We’ve seen increased durability from flexible frames, but that left the propellers largely exposed. Protective bumpers and cages are not new, either, but this icosahedron (twenty sided) tensegrity structure is far more durable than the norm. Tests verified it can survive impact with a concrete wall at speed of 6.5 meters per second. Tensegrity is a lot of fun to play with, letting us build intuition-defying structures and here tensegrity elements dissipate impact energy, preventing damage to fragile components like propellers and electronics.

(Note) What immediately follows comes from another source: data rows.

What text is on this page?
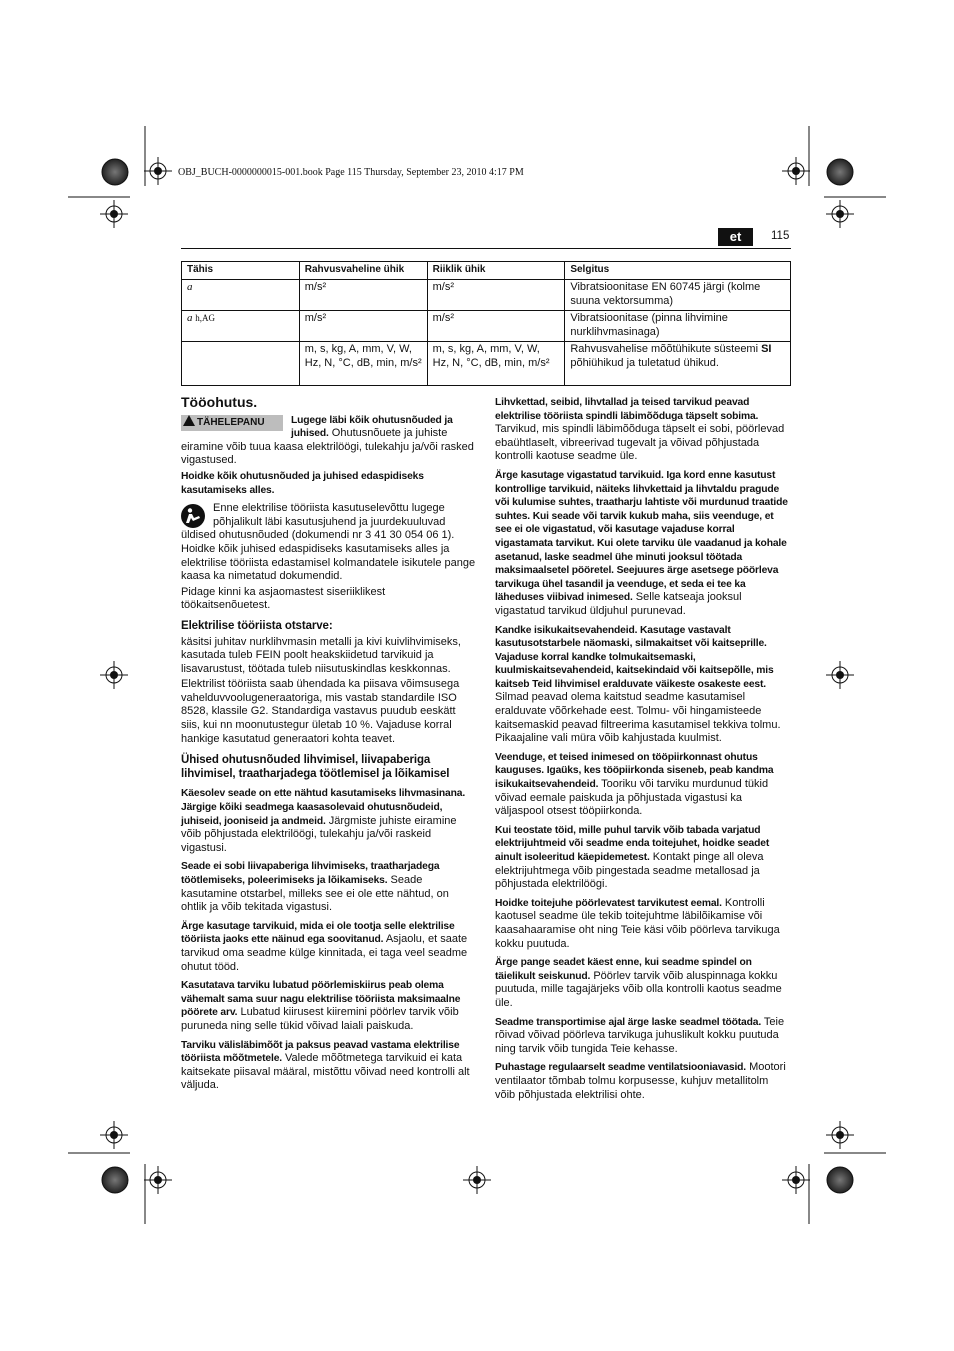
OBJ_BUCH-0000000015-001.book Page 115 Thursday, September 23, 2010 4:17 PM
et	115
Tähis	Rahvusvaheline ühik	Riiklik ühik	Selgitus
a	m/s²	m/s²	Vibratsioonitase EN 60745 järgi (kolme suuna vektorsumma)
a h,AG	m/s²	m/s²	Vibratsioonitase (pinna lihvimine nurklihvmasinaga)
	m, s, kg, A, mm, V, W, Hz, N, °C, dB, min, m/s²	m, s, kg, A, mm, V, W, Hz, N, °C, dB, min, m/s²	Rahvusvahelise mõõtühikute süsteemi SI põhiühikud ja tuletatud ühikud.
Tööohutus.
TÄHELEPANU	Lugege läbi kõik ohutusnõuded ja juhised. Ohutusnõuete ja juhiste eiramine võib tuua kaasa elektrilöögi, tulekahju ja/või rasked vigastused.

Hoidke kõik ohutusnõuded ja juhised edaspidiseks kasutamiseks alles.

Enne elektrilise tööriista kasutuselevõttu lugege põhjalikult läbi kasutusjuhend ja juurdekuuluvad üldised ohutusnõuded (dokumendi nr 3 41 30 054 06 1). Hoidke kõik juhised edaspidiseks kasutamiseks alles ja elektrilise tööriista edastamisel kolmandatele isikutele pange kaasa ka nimetatud dokumendid.

Pidage kinni ka asjaomastest siseriiklikest töökaitsenõuetest.

Elektrilise tööriista otstarve:

käsitsi juhitav nurklihvmasin metalli ja kivi kuivlihvimiseks, kasutada tuleb FEIN poolt heakskiidetud tarvikuid ja lisavarustust, töötada tuleb niisutuskindlas keskkonnas.

Elektrilist tööriista saab ühendada ka piisava võimsusega vahelduvvoolugeneraatoriga, mis vastab standardile ISO 8528, klassile G2. Standardiga vastavus puudub eeskätt siis, kui nn moonutustegur ületab 10 %. Vajaduse korral hankige kasutatud generaatori kohta teavet.

Ühised ohutusnõuded lihvimisel, liivapaberiga lihvimisel, traatharjadega töötlemisel ja lõikamisel

Käesolev seade on ette nähtud kasutamiseks lihvmasinana. Järgige kõiki seadmega kaasasolevaid ohutusnõudeid, juhiseid, jooniseid ja andmeid. Järgmiste juhiste eiramine võib põhjustada elektrilöögi, tulekahju ja/või raskeid vigastusi.

Seade ei sobi liivapaberiga lihvimiseks, traatharjadega töötlemiseks, poleerimiseks ja lõikamiseks. Seade kasutamine otstarbel, milleks see ei ole ette nähtud, on ohtlik ja võib tekitada vigastusi.

Ärge kasutage tarvikuid, mida ei ole tootja selle elektrilise tööriista jaoks ette näinud ega soovitanud. Asjaolu, et saate tarvikud oma seadme külge kinnitada, ei taga veel seadme ohutut tööd.

Kasutatava tarviku lubatud pöörlemiskiirus peab olema vähemalt sama suur nagu elektrilise tööriista maksimaalne pöörete arv. Lubatud kiirusest kiiremini pöörlev tarvik võib puruneda ning selle tükid võivad laiali paiskuda.

Tarviku välisläbimõõt ja paksus peavad vastama elektrilise tööriista mõõtmetele. Valede mõõtmetega tarvikuid ei kata kaitsekate piisaval määral, mistõttu võivad need kontrolli alt väljuda.

Lihvkettad, seibid, lihvtallad ja teised tarvikud peavad elektrilise tööriista spindli läbimõõduga täpselt sobima. Tarvikud, mis spindli läbimõõduga täpselt ei sobi, pöörlevad ebaühtlaselt, vibreerivad tugevalt ja võivad põhjustada kontrolli kaotuse seadme üle.

Ärge kasutage vigastatud tarvikuid. Iga kord enne kasutust kontrollige tarvikuid, näiteks lihvkettaid ja lihvtaldu pragude või kulumise suhtes, traatharju lahtiste või murdunud traatide suhtes. Kui seade või tarvik kukub maha, siis veenduge, et see ei ole vigastatud, või kasutage vajaduse korral vigastamata tarvikut. Kui olete tarviku üle vaadanud ja kohale asetanud, laske seadmel ühe minuti jooksul töötada maksimaalsetel pööretel. Seejuures ärge asetsege pöörleva tarvikuga ühel tasandil ja veenduge, et seda ei tee ka läheduses viibivad inimesed. Selle katseaja jooksul vigastatud tarvikud üldjuhul purunevad.

Kandke isikukaitsevahendeid. Kasutage vastavalt kasutusotstarbele näomaski, silmakaitset või kaitseprille. Vajaduse korral kandke tolmukaitsemaski, kuulmiskaitsevahendeid, kaitsekindaid või kaitsepõlle, mis kaitseb Teid lihvimisel eralduvate väikeste osakeste eest. Silmad peavad olema kaitstud seadme kasutamisel eralduvate võõrkehade eest. Tolmu- või hingamisteede kaitsemaskid peavad filtreerima kasutamisel tekkiva tolmu. Pikaajaline vali müra võib kahjustada kuulmist.

Veenduge, et teised inimesed on tööpiirkonnast ohutus kauguses. Igaüks, kes tööpiirkonda siseneb, peab kandma isikukaitsevahendeid. Tooriku või tarviku murdunud tükid võivad eemale paiskuda ja põhjustada vigastusi ka väljaspool otsest tööpiirkonda.

Kui teostate töid, mille puhul tarvik võib tabada varjatud elektrijuhtmeid või seadme enda toitejuhet, hoidke seadet ainult isoleeritud käepidemetest. Kontakt pinge all oleva elektrijuhtmega võib pingestada seadme metallosad ja põhjustada elektrilöögi.

Hoidke toitejuhe pöörlevatest tarvikutest eemal. Kontrolli kaotusel seadme üle tekib toitejuhtme läbilõikamise või kaasahaaramise oht ning Teie käsi võib pöörleva tarvikuga kokku puutuda.

Ärge pange seadet käest enne, kui seadme spindel on täielikult seiskunud. Pöörlev tarvik võib aluspinnaga kokku puutuda, mille tagajärjeks võib olla kontrolli kaotus seadme üle.

Seadme transportimise ajal ärge laske seadmel töötada. Teie rõivad võivad pöörleva tarvikuga juhuslikult kokku puutuda ning tarvik võib tungida Teie kehasse.

Puhastage regulaarselt seadme ventilatsiooniavasid. Mootori ventilaator tõmbab tolmu korpusesse, kuhjuv metallitolm võib põhjustada elektrilisi ohte.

But surviving an impact and falling to the ground in one piece is not enough. For independent operation, it needs to be able to get itself back in the air. Fortunately the brains of this quadcopter has been taught the geometry of an icosahedron. Starting from the face it landed on, it can autonomously devise a plan to flip itself upright by applying bursts of power to select propeller motors. Rotating itself face by face, working its way to an upright orientation for takeoff, at which point it is back in business.
We have a long way to go before autonomous drone robots can operate safely and reliably. Right now the easy answer is to fly slowly, but that also drastically cuts into efficiency and effectiveness. Having flying robots that are resilient against flying mistakes at speed, and can also recover from those mistakes, will be very useful in exploration of aerial autonomy.